Kettering Fairmont holiday gift fundraiser helps Dayton-area families, results in teacher’s mohawk



KETTERING — A record-setting effort by Fairmont High School students has resulted in about 140 families in Centerville, Dayton and Kettering receiving more holiday gifts — and a teacher’s new hairstyle.

Teacher Kyle Boze said the students collected more than $6,300 in donations for an annual holiday adopt-a-family program. Once they reached about $3,000, he offered students an incentive of their choosing if they hit $5,000, nearly double the amount brought in past years.

They surpassed the new goal in two days, Boze said, resulting in his mohawk.



“It got them inspired and I guess motivated again to keep raising money,” he said, noting, “whatever it takes to get more money raised to give back to people who really need it.”

The result was a Dec. 11 shopping spree for about 70 current or former students in Boze’s leadership and financial literacy classes.

The gifts purchased at the Sugarcreek Twp. Target were delivered to families and organizations, Boze said.

Among those groups: Kettering Giving Tree, St. Charles Borromeo Parish, St.
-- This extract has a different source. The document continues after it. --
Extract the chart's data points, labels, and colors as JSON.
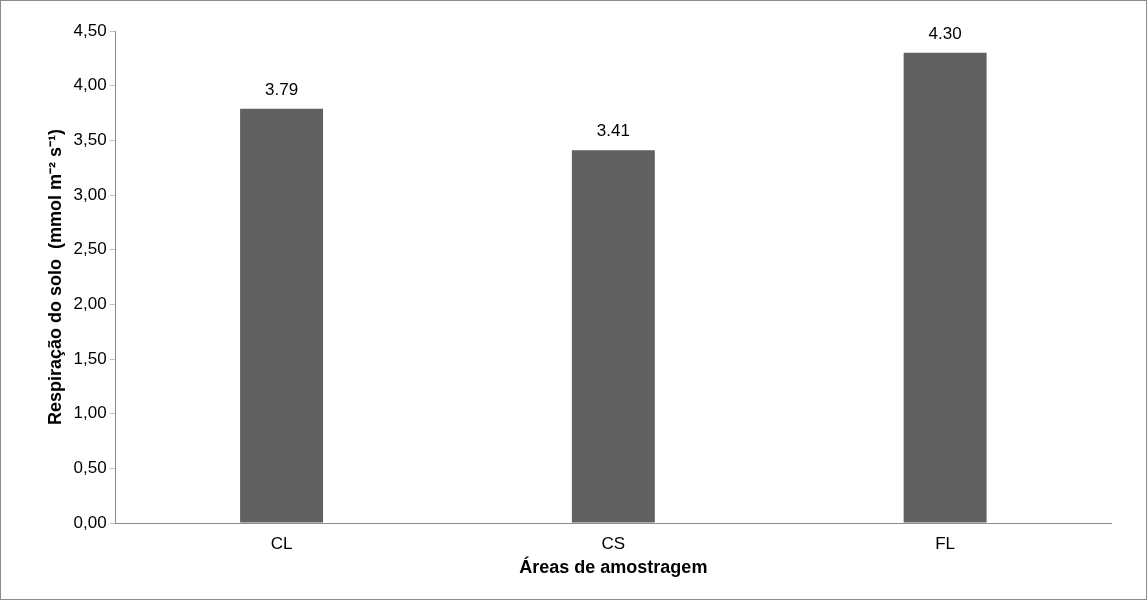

Francis of Assisi Catholic Parish, Wesley Dayton Community Center, Christ Church United Methodist, Miami Valley Child Development Center, Daybreak and Dayton Children’s pediatric cancer division, Boze said.



A few hundred remaining dollars went to The Foodbank Inc., he added.

Fairmont sophomore Lucy Bruzzese said she found the effort rewarding.

“It really gave me a different perspective on all of the different backgrounds of all the kids in the Kettering district and the Dayton area because I grew up pretty fortunate,” the 16-year-old said. “And that’s something that I’m so grateful for.

“But it makes you feel really good to give to others. And seeing the checkout line and all of the presents for kids waiting to be checked out was really cool,” Bruzzese said.

“It gave me so much of a perspective of how many kids that there are that are in need,” she added. “And it just makes you feel really great that you’re a part of that. And it’s going to put a smile on someone’s face.”

For the shopping spree, Bruzzese said students “divided and conquered,” splitting up the names of children they were buying for and lists of what recipients wanted.

Once checked out, she said, students went back to Fairmont and wrapped the gifts, which took a few hours.

“It went by really fast,” Bruzzese said.